Add an extra layer of security
Protect your account with two-step verification, an optional but highly recommended security feature.
Once two-step verification is enabled, Dropbox will require you to enter a six-digit security code in addition to your password when you sign into the Dropbox website or link a new device.
Enabling two-step verification
Before enabling two-step verification, you’ll receive ten 8-digit backup codes. It’s very important that you write these keys down and store them somewhere safe. If you ever lose your phone, or can’t receive or generate a security code, you’ll need one of these backup codes for emergency access to your Dropbox.
To enable two-step verification:
- Sign in to the Dropbox website.
- Click on your name in the upper-right of any page to open your account menu.
- Click Settings from the account menu and select the Security tab.
- Select Enable under Two-step verification.
- Click Get started.
Re-enter your password to enable two-step verification, and then choose how you want to receive your security code (see the following section).
Choosing your authentication method
You'll need a mobile phone to access your six-digit security code. You can either have the code texted to you, or you can download an app that automatically generates a code for you.
Use text messages:
If you choose to receive your security codes by text message, you'll need a phone capable of receiving text messages (carrier rates may apply). Whenever you successfully sign in to Dropbox using your password, a text message containing a security code will be sent to your phone. To enable this option:
- Select Use text messages during the two-step verification setup.
- Enter the phone number where you'd like to receive text messages.

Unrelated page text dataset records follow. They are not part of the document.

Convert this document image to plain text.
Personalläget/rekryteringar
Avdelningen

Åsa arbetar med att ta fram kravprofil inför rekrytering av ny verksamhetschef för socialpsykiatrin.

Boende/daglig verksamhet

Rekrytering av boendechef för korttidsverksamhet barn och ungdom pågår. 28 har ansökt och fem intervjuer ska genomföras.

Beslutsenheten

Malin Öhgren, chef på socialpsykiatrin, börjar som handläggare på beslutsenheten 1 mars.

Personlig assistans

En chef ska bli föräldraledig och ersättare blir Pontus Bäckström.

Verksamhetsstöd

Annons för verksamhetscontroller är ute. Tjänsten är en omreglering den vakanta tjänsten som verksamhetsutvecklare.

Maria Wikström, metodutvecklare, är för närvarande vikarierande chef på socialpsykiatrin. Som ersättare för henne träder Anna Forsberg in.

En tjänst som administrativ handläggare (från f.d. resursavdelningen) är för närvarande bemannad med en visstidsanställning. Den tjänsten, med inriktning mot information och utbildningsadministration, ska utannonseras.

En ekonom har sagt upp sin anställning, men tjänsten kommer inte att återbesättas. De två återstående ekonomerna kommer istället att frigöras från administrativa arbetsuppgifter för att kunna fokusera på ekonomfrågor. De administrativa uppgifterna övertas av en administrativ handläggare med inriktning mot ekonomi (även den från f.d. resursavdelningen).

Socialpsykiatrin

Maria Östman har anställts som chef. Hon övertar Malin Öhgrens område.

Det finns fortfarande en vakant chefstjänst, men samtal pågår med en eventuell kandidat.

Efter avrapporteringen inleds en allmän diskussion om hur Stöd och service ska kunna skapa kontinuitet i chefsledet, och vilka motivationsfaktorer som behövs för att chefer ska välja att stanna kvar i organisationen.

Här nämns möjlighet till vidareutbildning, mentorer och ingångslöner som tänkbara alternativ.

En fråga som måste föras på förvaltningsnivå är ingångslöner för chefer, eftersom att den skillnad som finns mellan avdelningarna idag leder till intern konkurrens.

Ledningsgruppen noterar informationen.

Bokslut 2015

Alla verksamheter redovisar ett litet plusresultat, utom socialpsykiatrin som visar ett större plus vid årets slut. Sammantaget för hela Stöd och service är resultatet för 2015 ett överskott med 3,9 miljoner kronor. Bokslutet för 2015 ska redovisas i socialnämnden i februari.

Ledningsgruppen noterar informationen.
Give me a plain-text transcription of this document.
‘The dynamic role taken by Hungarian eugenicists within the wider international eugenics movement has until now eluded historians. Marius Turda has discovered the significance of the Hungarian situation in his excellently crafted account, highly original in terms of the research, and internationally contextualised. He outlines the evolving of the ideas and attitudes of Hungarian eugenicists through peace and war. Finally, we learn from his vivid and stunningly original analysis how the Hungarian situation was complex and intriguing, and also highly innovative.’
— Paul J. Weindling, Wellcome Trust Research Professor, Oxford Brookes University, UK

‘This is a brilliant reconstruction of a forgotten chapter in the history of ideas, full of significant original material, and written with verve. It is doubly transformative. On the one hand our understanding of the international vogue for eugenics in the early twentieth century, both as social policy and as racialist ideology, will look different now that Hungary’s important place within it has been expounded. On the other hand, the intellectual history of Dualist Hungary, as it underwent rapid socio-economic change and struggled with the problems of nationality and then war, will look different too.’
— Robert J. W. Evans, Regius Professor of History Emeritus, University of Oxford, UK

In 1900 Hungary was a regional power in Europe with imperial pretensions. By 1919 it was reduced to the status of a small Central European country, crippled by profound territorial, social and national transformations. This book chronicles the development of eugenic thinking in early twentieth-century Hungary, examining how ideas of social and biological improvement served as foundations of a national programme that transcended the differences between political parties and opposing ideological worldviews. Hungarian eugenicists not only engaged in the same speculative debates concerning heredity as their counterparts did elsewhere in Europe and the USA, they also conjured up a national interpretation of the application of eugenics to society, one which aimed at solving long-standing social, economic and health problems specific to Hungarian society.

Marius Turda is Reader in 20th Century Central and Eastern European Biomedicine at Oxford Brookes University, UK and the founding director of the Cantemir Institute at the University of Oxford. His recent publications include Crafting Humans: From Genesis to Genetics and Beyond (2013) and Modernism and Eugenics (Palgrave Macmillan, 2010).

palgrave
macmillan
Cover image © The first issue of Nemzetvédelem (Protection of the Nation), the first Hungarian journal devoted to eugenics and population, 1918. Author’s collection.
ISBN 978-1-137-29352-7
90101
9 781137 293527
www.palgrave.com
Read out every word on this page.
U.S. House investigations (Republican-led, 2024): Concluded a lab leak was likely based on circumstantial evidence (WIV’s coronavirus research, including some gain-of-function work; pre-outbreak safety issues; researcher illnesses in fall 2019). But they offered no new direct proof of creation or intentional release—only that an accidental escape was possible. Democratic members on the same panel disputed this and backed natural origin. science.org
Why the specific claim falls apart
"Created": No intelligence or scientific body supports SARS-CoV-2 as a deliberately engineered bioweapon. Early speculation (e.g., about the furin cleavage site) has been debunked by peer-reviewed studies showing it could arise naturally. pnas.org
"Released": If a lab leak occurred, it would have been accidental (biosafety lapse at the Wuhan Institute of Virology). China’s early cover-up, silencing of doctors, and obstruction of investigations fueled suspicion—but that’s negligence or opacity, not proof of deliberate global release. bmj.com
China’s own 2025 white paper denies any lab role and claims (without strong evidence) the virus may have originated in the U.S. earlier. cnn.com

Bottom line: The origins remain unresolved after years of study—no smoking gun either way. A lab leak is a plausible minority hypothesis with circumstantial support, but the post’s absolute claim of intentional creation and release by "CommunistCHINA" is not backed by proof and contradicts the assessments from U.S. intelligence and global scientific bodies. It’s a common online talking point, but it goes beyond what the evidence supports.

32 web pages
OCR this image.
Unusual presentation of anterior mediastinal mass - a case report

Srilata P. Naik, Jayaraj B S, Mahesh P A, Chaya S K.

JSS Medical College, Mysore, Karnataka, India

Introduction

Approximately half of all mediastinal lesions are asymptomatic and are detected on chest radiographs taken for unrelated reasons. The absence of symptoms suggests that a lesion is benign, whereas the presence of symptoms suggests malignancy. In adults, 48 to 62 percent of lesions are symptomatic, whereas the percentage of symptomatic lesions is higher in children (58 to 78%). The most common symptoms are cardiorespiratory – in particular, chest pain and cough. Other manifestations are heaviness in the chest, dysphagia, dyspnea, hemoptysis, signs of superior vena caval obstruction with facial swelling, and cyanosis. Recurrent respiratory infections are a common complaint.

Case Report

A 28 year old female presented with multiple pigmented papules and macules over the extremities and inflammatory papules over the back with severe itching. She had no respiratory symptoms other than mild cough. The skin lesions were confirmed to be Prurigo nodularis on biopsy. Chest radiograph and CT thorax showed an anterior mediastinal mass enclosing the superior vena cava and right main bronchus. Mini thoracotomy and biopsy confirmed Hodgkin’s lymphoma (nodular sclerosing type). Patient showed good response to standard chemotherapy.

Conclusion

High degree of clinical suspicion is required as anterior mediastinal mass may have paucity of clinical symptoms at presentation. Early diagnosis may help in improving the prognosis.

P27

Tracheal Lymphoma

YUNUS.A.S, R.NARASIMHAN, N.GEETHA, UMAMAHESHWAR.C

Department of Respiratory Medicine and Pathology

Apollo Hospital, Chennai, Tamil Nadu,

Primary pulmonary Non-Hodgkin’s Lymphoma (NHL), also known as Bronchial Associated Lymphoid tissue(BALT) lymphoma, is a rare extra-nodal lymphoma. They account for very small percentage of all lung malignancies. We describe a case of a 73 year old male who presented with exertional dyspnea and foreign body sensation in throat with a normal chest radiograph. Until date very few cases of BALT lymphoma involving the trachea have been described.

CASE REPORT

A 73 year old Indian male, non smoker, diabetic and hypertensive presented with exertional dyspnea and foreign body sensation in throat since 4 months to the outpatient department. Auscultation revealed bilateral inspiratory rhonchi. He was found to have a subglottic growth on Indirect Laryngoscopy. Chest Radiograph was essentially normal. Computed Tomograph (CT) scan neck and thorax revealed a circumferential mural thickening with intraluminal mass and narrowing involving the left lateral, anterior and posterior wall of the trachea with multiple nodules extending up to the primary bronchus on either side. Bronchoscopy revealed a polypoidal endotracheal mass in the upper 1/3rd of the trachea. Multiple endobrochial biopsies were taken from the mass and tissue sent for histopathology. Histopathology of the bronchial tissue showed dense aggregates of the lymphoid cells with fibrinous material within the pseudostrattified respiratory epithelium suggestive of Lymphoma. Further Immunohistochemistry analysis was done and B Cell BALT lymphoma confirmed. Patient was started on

- You'll be sent a security code by text message. Verify your phone number and enable two-step verification by entering this code on the website when prompted.
Use a mobile app:
Several mobile apps are available that will generate a unique time-sensitive security code you can use for two-step verification purposes. Any app that supports the Time-based One-Time Password (TOTP) protocol should work, including the following:
- Google Authenticator (Android/iPhone/Blackberry)
- Duo Mobile (Android/iPhone)
- Amazon AWS MFA (Android)
- Authenticator (Windows Phone 7)
Most apps will generate security codes even when cellular/data service is not available - useful when traveling or where coverage is unreliable.
To use one of these apps:
- Select Use a mobile app during the two-step verification setup.
- Choose to either scan the barcode (if your app supports it) or click enter your secret key manually to be given a secret key you can type into the app.
- Once your app is configured, enter the security code generated by your authenticator app to verify setup and enable two-step verification.
Note: When setting up two-step verification, consider adding a second phone number that can receive text messages as well. If you ever lose your primary phone, you'll be able to receive a backup security code at your secondary number instead.